Cornwall Investments LLC

August 10, 2011 19:45 ET

Cornwall Investments LLC To Acquire Additional Securities of Viridis Energy Inc.

SOMERSET, NEW JERSEY--(Marketwire - Aug. 10, 2011) - Cornwall Investments LLC ("Cornwall") will acquire, pursuant to a non-brokered private placement, transferable convertible promissory notes (the "Convertible Notes") of Viridis Energy Inc. ("Viridis") in the aggregate principal amount of $3,922,000 evidencing a loan to be advanced by Cornwall. The Convertible Notes will bear interest at a fixed rate of 6% per annum and will be repayable on or before that date which is two years from the date of issuance. Viridis and Cornwall each will have the right at any time to convert any or all of the principal and interest owing under the Convertible Notes into units ("Units") of Viridis at a rate of one Unit for every $0.25 owing to a maximum, including Units issuable on conversion of interest owing, of 17,627,036 Units. These conversion rights cannot be exercised by either party without the prior approval of the TSX Venture Exchange if, upon such exercise, Cornwall would hold, directly or indirectly, legally or beneficially, 20% or more of Viridis' issued and outstanding voting securities. Each Unit issuable upon conversion of the Convertible Notes will comprise one common share of Viridis and one-half of one common share purchase warrant (the "Warrant"). Each whole Warrant will entitle the holder to acquire one common share of Viridis at a price of $0.40 per share for a period of 24 months from issuance, subject to certain acceleration provisions. The Convertible Notes will be secured by a general security interest in all of Viridis' assets which will be subordinated to the existing security interests granted by Viridis. The transaction is subject to the approval of the TSX Venture Exchange.

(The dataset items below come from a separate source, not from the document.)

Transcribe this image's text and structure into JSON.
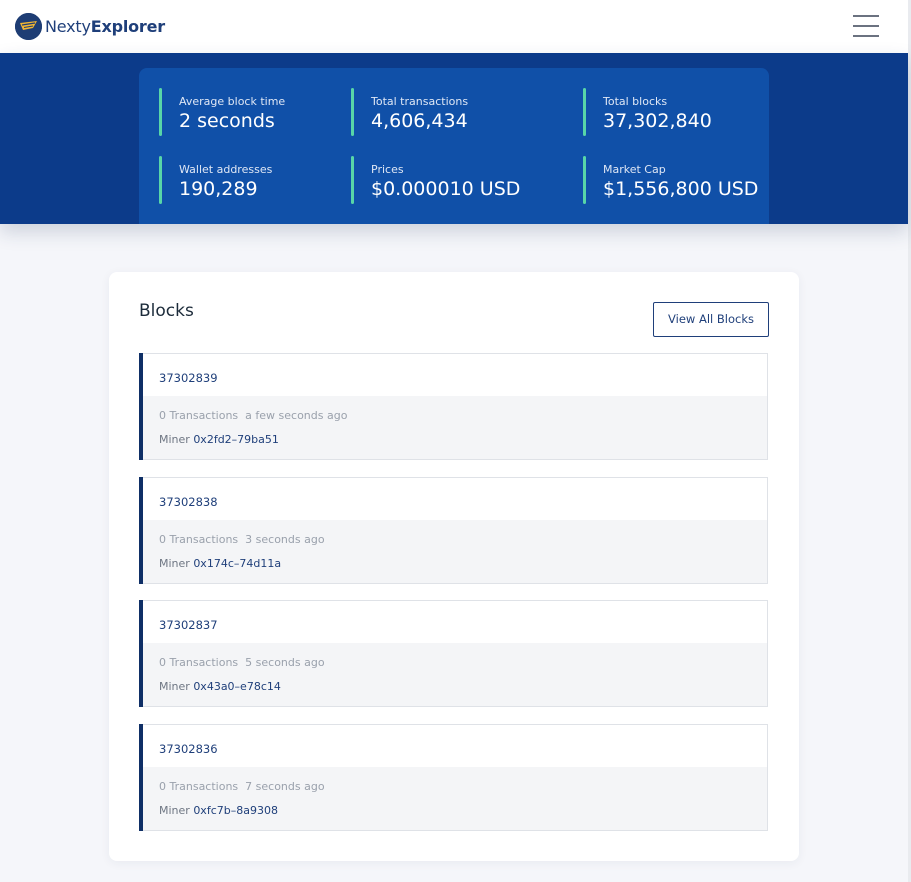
{
  "brand": {
    "name_light": "Nexty",
    "name_bold": "Explorer"
  },
  "header": {
    "menu_icon": "hamburger-icon"
  },
  "stats": [
    {
      "label": "Average block time",
      "value": "2 seconds"
    },
    {
      "label": "Total transactions",
      "value": "4,606,434"
    },
    {
      "label": "Total blocks",
      "value": "37,302,840"
    },
    {
      "label": "Wallet addresses",
      "value": "190,289"
    },
    {
      "label": "Prices",
      "value": "$0.000010 USD"
    },
    {
      "label": "Market Cap",
      "value": "$1,556,800 USD"
    }
  ],
  "blocks_panel": {
    "title": "Blocks",
    "view_all_label": "View All Blocks",
    "miner_label": "Miner",
    "items": [
      {
        "number": "37302839",
        "transactions": "0 Transactions",
        "age": "a few seconds ago",
        "miner": "0x2fd2–79ba51"
      },
      {
        "number": "37302838",
        "transactions": "0 Transactions",
        "age": "3 seconds ago",
        "miner": "0x174c–74d11a"
      },
      {
        "number": "37302837",
        "transactions": "0 Transactions",
        "age": "5 seconds ago",
        "miner": "0x43a0–e78c14"
      },
      {
        "number": "37302836",
        "transactions": "0 Transactions",
        "age": "7 seconds ago",
        "miner": "0xfc7b–8a9308"
      }
    ]
  },
  "colors": {
    "hero_bg": "#0c3b8a",
    "stats_card_bg": "#1050a8",
    "stat_accent": "#58d6a8",
    "brand_navy": "#1f3f7a",
    "block_accent": "#0f2f66"
  }
}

If the conversion rights attached to the Convertible Notes were exercised in full in accordance with the above-noted restriction, it would result in the issue to Cornwall of that number of common shares of Viridis which, when added to the number of common shares already held directly or indirectly, legally or beneficially, by Cornwall would equal 19.99% of Viridis' issued and outstanding common shares on the date of exercise.

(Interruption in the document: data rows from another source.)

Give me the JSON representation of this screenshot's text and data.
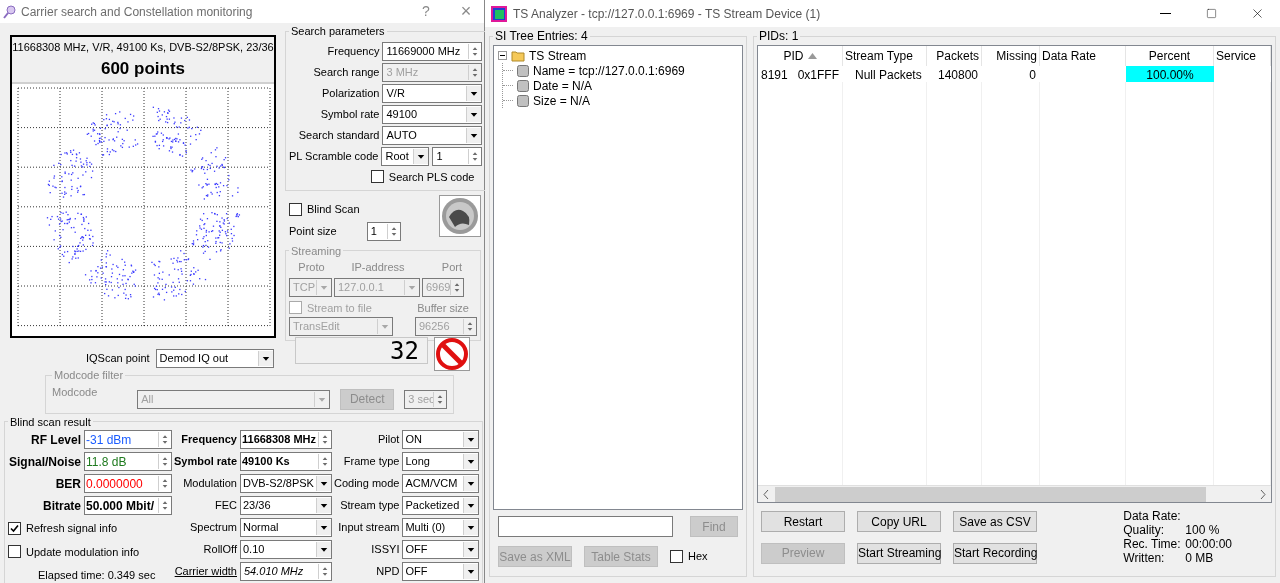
{
  "left_window": {
    "title": "Carrier search and Constellation monitoring",
    "help": "?",
    "close": "×"
  },
  "plot": {
    "info": "11668308 MHz, V/R, 49100 Ks, DVB-S2/8PSK, 23/36",
    "points": "600 points"
  },
  "search_parameters": {
    "title": "Search parameters",
    "fields": [
      {
        "label": "Frequency",
        "value": "11669000 MHz",
        "kind": "spin",
        "disabled": false
      },
      {
        "label": "Search range",
        "value": "3 MHz",
        "kind": "spin",
        "disabled": true
      },
      {
        "label": "Polarization",
        "value": "V/R",
        "kind": "select",
        "disabled": false
      },
      {
        "label": "Symbol rate",
        "value": "49100",
        "kind": "select",
        "disabled": false
      },
      {
        "label": "Search standard",
        "value": "AUTO",
        "kind": "select",
        "disabled": false
      }
    ],
    "scramble": {
      "label": "PL Scramble code",
      "mode": "Root",
      "code": "1"
    },
    "search_pls": {
      "label": "Search PLS code",
      "checked": false
    }
  },
  "blind_scan": {
    "label": "Blind Scan",
    "checked": false
  },
  "point_size": {
    "label": "Point size",
    "value": "1"
  },
  "streaming": {
    "title": "Streaming",
    "disabled": true,
    "proto_label": "Proto",
    "ip_label": "IP-address",
    "port_label": "Port",
    "proto": "TCP",
    "ip": "127.0.0.1",
    "port": "6969",
    "to_file": {
      "label": "Stream to file",
      "checked": false
    },
    "buffer_label": "Buffer size",
    "target": "TransEdit",
    "buffer": "96256"
  },
  "counter": "32",
  "iq_scan": {
    "label": "IQScan point",
    "value": "Demod IQ out"
  },
  "modcode_filter": {
    "title": "Modcode filter",
    "disabled": true,
    "label": "Modcode",
    "value": "All",
    "detect": "Detect",
    "time": "3 sec"
  },
  "blind_scan_result": {
    "title": "Blind scan result",
    "signal": [
      {
        "label": "RF Level",
        "value": "-31 dBm",
        "color": "#1a5cff",
        "bold": false
      },
      {
        "label": "Signal/Noise",
        "value": "11.8 dB",
        "color": "#1e7a1e",
        "bold": false
      },
      {
        "label": "BER",
        "value": "0.0000000",
        "color": "#ff0000",
        "bold": false
      },
      {
        "label": "Bitrate",
        "value": "50.000 Mbit/",
        "color": "#000000",
        "bold": true
      }
    ],
    "params": [
      {
        "label": "Frequency",
        "value": "11668308 MHz",
        "kind": "spin"
      },
      {
        "label": "Symbol rate",
        "value": "49100 Ks",
        "kind": "spin"
      },
      {
        "label": "Modulation",
        "value": "DVB-S2/8PSK",
        "kind": "select"
      },
      {
        "label": "FEC",
        "value": "23/36",
        "kind": "select"
      },
      {
        "label": "Spectrum",
        "value": "Normal",
        "kind": "select"
      },
      {
        "label": "RollOff",
        "value": "0.10",
        "kind": "select"
      },
      {
        "label": "Carrier width",
        "value": "54.010 MHz",
        "kind": "link"
      }
    ],
    "stream": [
      {
        "label": "Pilot",
        "value": "ON"
      },
      {
        "label": "Frame type",
        "value": "Long"
      },
      {
        "label": "Coding mode",
        "value": "ACM/VCM"
      },
      {
        "label": "Stream type",
        "value": "Packetized"
      },
      {
        "label": "Input stream",
        "value": "Multi (0)"
      },
      {
        "label": "ISSYI",
        "value": "OFF"
      },
      {
        "label": "NPD",
        "value": "OFF"
      }
    ],
    "refresh": {
      "label": "Refresh signal info",
      "checked": true
    },
    "update": {
      "label": "Update modulation info",
      "checked": false
    },
    "elapsed": "Elapsed time: 0.349 sec"
  },
  "right_window": {
    "title": "TS Analyzer - tcp://127.0.0.1:6969 - TS Stream Device (1)"
  },
  "si_tree": {
    "title": "SI Tree Entries: 4",
    "items": [
      {
        "label": "TS Stream",
        "expanded": true,
        "children": [
          {
            "label": "Name = tcp://127.0.0.1:6969"
          },
          {
            "label": "Date = N/A"
          },
          {
            "label": "Size = N/A"
          }
        ]
      }
    ],
    "find": {
      "label": "Find",
      "disabled": true
    },
    "actions": [
      {
        "label": "Save as XML",
        "disabled": true
      },
      {
        "label": "Table Stats",
        "disabled": true
      }
    ],
    "hex": {
      "label": "Hex",
      "checked": false
    }
  },
  "pids": {
    "title": "PIDs: 1",
    "columns": [
      {
        "label": "PID",
        "sorted": true
      },
      {
        "label": "Stream Type",
        "sorted": false
      },
      {
        "label": "Packets",
        "sorted": false
      },
      {
        "label": "Missing",
        "sorted": false
      },
      {
        "label": "Data Rate",
        "sorted": false
      },
      {
        "label": "Percent",
        "sorted": false
      },
      {
        "label": "Service",
        "sorted": false
      }
    ],
    "rows": [
      {
        "pid": "8191",
        "hex": "0x1FFF",
        "stream_type": "Null Packets",
        "packets": "140800",
        "missing": "0",
        "percent": "100.00%",
        "level": 1
      }
    ],
    "buttons": [
      {
        "label": "Restart",
        "disabled": false
      },
      {
        "label": "Copy URL",
        "disabled": false
      },
      {
        "label": "Save as CSV",
        "disabled": false
      },
      {
        "label": "Preview",
        "disabled": true
      },
      {
        "label": "Start Streaming",
        "disabled": false
      },
      {
        "label": "Start Recording",
        "disabled": false
      }
    ],
    "stats": [
      {
        "label": "Data Rate:"
      },
      {
        "label": "Quality:",
        "value": "100 %"
      },
      {
        "label": "Rec. Time:",
        "value": "00:00:00"
      },
      {
        "label": "Written:",
        "value": "0 MB"
      }
    ]
  }
}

After issuance of the Convertible Notes, Cornwall will own and control 7,314,404 common shares of Viridis representing approximately 17.17% of the issued and outstanding common shares of Viridis as of August 9, 2011 together with: (a) warrants to purchase 5,514,404 common shares of Viridis at a price of $0.75 per share on or before May 14, 2012; and (b) warrants to purchase 900,000 common shares of Viridis at a price of $0.40 per share on or before July 25, 2013, in each case, subject to certain acceleration provisions. The convertible promissory note previously issued by Viridis to Cornwall in the principal amount of $780,460 will be repaid concurrently with the closing of the issuance of the Convertible Notes.

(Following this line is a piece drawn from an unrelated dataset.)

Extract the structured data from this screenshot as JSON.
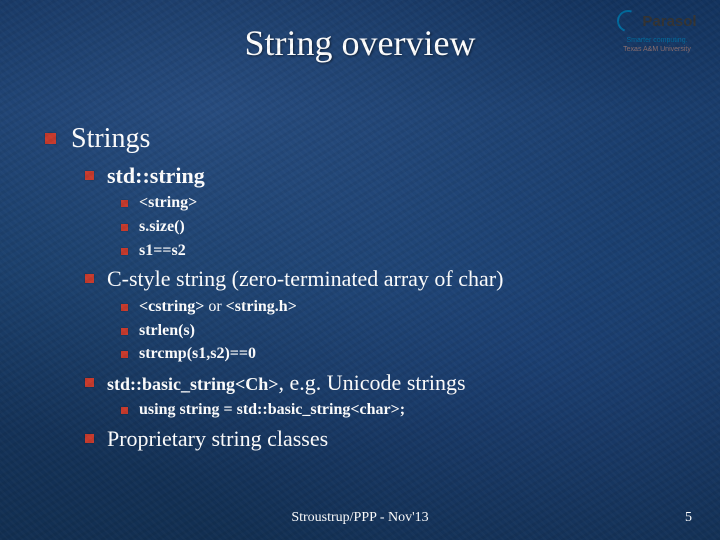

Cornwall will advance the loan proceeds pursuant to the Convertible Note to fund Viridis' general corporate purposes. Cornwall may or may not purchase or sell securities of Viridis in the future on the open market or in private transactions, depending on market conditions and other factors material to Cornwall's investment decisions, and reserves the right to dispose of any or all of its securities in the open market or otherwise, at any time and from time to time, and to engage in any hedging or similar transactions with respect to the securities.

Cornwall may seek to influence the strategic direction of Viridis, which may occur through discussions with representatives of Viridis or by influencing control of Viridis' board of directors.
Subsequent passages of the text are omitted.